The Cabinet yesterday said that a Facebook post by Minister Without Portfolio Chang Ching-sen (張景森) describing Chinese visitors as Taiwan’s “most needed friends” was his personal view and did not represent the government’s stance.
“Chang’s Facebook post is his personal comment, not the Executive Yuan’s formal stance on [tourism] policy” Executive Yuan spokesman Tung Chen-yuan (童振源) said.
Chang on Sunday wrote that “it would be a real danger” if a majority of Chinese became antipathic toward Taiwan.
Taiwan’s “freewheeling netizens” should stop posting such detrimental comments as “Taiwan is getting fresh air again now that the mainland tourist presence is reduced,” he wrote.
“These kinds of comments only provoke Chinese antipathy toward Taiwan. Should that become widespread, I see a real danger for Taiwan,” he wrote. “No matter how you look at the Chinese government, I hope you Internet users will be able to tell Chinese people from their government and realize that Chinese tourists are our most needed friends.”
“They come here because they like Taiwan. As we know, most of them leave with a good impression and beautiful memories of Taiwan,” Chang wrote.

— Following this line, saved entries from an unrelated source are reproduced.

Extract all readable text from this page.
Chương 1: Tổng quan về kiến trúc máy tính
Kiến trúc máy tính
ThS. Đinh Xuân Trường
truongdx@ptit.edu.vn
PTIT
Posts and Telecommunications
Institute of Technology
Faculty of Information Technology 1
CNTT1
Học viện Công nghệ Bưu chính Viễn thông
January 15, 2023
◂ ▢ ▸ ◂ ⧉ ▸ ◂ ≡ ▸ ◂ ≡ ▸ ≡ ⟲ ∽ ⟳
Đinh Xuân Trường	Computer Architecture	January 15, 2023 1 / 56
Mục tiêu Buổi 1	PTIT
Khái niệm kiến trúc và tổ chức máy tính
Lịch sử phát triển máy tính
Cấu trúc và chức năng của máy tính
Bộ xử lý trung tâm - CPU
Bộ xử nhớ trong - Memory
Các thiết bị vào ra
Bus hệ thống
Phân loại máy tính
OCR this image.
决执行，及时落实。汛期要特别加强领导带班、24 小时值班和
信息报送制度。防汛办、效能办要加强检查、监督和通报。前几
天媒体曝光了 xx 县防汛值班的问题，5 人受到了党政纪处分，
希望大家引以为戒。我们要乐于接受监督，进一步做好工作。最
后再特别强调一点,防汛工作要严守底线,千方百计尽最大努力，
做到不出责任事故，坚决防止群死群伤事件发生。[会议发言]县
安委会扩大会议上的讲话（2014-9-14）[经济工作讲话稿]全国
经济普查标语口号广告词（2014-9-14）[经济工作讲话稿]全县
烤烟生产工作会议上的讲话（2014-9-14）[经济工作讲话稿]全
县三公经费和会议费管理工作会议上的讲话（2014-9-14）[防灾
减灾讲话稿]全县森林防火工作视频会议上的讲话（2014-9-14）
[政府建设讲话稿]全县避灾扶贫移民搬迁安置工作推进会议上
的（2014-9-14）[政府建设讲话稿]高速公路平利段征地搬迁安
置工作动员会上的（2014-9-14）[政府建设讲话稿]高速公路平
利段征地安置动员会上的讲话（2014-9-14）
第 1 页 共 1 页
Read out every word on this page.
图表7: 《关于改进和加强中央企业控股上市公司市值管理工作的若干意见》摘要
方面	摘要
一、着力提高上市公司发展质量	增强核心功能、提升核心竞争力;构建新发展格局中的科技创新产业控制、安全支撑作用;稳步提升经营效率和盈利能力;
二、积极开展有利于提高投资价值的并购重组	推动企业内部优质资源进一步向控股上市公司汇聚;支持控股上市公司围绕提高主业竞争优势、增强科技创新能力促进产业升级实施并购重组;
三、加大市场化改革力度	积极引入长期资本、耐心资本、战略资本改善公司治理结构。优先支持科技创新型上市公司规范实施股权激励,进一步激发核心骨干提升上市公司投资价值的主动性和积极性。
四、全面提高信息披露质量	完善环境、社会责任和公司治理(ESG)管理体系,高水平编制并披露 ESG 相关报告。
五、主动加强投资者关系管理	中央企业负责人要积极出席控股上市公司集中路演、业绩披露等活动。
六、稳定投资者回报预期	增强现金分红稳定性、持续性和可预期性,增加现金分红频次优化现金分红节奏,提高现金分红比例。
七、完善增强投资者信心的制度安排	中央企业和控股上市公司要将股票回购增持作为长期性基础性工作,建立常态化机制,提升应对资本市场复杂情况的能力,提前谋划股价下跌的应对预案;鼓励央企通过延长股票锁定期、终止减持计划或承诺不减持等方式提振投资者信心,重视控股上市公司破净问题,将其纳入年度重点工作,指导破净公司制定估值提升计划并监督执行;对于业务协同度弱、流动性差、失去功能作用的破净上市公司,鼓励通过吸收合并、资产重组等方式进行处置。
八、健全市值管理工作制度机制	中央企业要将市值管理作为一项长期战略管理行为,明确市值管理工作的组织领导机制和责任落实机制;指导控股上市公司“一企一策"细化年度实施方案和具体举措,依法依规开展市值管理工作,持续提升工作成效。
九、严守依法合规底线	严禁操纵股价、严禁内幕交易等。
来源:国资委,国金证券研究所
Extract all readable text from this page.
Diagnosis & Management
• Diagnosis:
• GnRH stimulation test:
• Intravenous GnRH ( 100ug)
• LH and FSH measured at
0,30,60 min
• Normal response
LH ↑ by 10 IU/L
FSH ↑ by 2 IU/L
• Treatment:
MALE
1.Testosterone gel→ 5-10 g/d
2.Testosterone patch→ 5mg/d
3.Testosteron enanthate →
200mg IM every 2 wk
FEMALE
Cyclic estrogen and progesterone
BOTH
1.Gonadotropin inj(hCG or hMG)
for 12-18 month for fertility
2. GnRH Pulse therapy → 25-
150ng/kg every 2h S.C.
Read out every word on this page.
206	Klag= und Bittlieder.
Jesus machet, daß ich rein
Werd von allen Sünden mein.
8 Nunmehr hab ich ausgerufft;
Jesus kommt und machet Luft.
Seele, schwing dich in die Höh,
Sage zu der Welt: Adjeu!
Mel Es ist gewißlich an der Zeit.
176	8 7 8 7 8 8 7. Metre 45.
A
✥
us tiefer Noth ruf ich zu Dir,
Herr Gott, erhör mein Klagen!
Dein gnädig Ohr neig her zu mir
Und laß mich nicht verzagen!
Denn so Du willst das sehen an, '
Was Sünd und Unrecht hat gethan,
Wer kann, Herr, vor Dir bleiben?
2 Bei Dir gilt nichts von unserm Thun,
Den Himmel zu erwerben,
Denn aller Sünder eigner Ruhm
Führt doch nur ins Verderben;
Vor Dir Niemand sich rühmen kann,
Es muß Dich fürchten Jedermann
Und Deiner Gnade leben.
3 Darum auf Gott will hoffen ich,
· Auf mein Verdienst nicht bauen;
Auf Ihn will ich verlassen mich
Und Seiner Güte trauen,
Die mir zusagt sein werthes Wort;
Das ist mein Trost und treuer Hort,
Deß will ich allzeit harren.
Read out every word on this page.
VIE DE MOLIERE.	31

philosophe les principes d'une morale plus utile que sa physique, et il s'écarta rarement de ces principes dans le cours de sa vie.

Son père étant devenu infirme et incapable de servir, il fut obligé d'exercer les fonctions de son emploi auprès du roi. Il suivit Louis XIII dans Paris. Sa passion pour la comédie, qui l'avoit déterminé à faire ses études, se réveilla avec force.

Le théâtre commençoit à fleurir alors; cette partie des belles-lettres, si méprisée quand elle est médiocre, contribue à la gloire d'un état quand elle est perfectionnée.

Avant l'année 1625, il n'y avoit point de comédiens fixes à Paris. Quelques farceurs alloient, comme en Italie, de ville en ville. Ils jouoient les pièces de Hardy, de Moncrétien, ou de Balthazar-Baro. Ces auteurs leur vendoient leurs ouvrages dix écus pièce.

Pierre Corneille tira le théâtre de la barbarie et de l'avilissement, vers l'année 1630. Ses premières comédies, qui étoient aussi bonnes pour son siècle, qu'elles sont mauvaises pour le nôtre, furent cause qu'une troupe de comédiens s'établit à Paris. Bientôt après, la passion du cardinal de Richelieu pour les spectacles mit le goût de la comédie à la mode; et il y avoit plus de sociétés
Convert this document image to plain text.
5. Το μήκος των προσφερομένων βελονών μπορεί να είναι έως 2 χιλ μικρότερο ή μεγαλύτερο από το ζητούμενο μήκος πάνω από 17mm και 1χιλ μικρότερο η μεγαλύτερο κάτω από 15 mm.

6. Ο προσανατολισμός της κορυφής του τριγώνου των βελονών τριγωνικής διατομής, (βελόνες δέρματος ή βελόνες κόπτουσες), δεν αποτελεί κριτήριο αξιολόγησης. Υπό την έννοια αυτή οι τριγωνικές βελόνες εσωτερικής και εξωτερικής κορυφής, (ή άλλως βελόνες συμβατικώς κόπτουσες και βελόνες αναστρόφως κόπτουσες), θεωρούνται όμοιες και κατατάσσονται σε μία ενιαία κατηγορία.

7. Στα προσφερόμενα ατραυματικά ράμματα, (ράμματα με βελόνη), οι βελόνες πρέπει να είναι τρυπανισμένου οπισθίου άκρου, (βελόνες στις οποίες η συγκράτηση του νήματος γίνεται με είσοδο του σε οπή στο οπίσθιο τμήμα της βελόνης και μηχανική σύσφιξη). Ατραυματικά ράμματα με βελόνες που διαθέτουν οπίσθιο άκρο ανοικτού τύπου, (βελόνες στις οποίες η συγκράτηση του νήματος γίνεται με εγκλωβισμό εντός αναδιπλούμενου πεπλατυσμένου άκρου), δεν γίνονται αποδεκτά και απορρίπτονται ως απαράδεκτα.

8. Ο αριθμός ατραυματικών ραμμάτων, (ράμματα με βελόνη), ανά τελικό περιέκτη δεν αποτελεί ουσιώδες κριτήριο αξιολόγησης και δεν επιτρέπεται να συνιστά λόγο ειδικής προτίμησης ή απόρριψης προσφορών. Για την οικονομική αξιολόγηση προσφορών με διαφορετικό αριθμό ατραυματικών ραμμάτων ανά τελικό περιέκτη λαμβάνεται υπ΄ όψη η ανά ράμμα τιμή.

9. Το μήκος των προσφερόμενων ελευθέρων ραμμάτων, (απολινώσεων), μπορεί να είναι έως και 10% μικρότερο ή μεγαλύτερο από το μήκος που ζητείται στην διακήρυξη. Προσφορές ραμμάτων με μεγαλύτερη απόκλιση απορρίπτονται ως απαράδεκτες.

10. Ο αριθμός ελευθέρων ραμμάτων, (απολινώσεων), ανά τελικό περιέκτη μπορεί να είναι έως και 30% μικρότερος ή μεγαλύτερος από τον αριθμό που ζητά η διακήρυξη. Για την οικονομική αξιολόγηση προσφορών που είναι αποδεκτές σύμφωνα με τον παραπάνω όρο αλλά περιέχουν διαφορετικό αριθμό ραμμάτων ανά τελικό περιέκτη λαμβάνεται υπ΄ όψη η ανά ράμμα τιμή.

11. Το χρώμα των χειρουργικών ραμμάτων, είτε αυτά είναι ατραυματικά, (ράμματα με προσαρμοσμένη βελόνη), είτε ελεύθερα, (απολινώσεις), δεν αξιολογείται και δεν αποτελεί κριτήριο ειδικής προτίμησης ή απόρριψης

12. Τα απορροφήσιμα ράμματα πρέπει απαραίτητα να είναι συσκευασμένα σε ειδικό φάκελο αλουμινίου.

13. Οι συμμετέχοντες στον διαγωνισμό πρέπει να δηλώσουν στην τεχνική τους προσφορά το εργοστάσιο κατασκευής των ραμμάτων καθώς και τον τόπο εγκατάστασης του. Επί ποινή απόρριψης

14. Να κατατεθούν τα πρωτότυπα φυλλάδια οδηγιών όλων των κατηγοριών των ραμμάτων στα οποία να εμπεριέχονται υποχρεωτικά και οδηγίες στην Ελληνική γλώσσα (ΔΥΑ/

As convener of a Cabinet task force set up to attract Chinese tourists, Chang said he was aware of a slump in the tourism industry because of the drastic decline in the number of Chinese tourists in July and last month, without providing any figures.
Despite the decline in Chinese tourists, total tourist arrivals reached 6.28 million between January and July, an increase of 7.9 percent over the same period last year, Tung said yesterday.
The government welcomes Chinese tourists and it will help travel agencies that have been hurt by the drop in Chinese visitors, as well as help the tourism industry diversify its source of tourists, the spokesman said.
Efforts are being made to attract and accommodate Muslim travelers, while the Tourism Bureau has an ample budget this year to court Southeast Asian visitors and domestic travelers, he said.